I have a solver that solves normal symmetric TSP problems. The solution means the shortest path via all the nodes with no restriction on which nodes are the first and the last ones in the path.
Is there a way to transform the problem so that a specific node can be ensured as the start node, and another node as the end node?
One way would be to add an I - a very large distance - to all distances between these start/end nodes and all the others (adding I twice to the distance between start and end node), so the solver is tempted to visit them only once (thus making them as the start and the end of the path).
Are there any big disadvantages of this approach, or is there a better way to do this?
You can add a dummy node, which connects to start and end node with edges with weight 0. Since the TSP must contain the dummy node, the final result must contain the sequence start - dummy node - end (there is no other way to reach the dummy node). Therefore, you can get the shortest Hamilton path with specified start and end node. This solution should work even if the edges in the graph are negative.
Below is a visualization of the "dummy node" concept. On the left is a normal TSP with the same start and end node, A, and the optimal solution [A, B, E, D, C, A]. On the right is the same TSP but where the start node is A and the end node is E. Its optimal solution [A, B, C, D, E] clearly has nothing to do with the one in the normal case. The way we can find that solution is by "hacking" the distance matrix of the TSP graph. At the bottom of the distance matrix the dummy node is inserted and its distances to node A and E are set to 0 and its distances to all other nodes are set to inf. When the solver then tries to search through the distance matrix to find the optimal sequence of nodes A, DUMMY, E will stay together, e.g. [A, B, C, D, E, DUMMY, A] and this can then be cleaned up to give [A, B, C, D, E].

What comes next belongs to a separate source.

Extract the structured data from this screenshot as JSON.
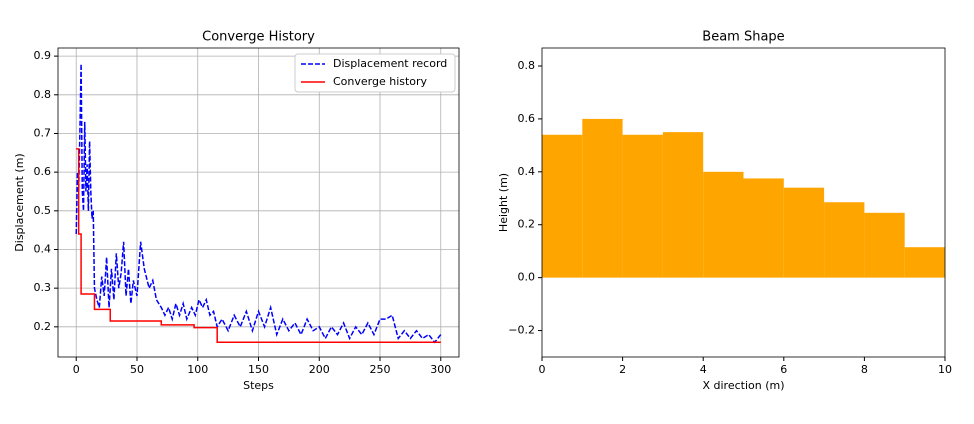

PS. note that this type of hack can have a severe impact on an exact solver's performance. Exact TSP solvers are set up with various geometric heuristics and putting in zero and inf distances clearly messes with that. I e.g. tried this for Concorde and it was not very happy about it and needed much more time to find optimal solutions sometimes. Didn't find any documentation for it to deal with this specific case but maybe there are exact solvers that are specifically optimized for it. If you use a non-exact method instead (e.g. simulated annealing) this is not an issue.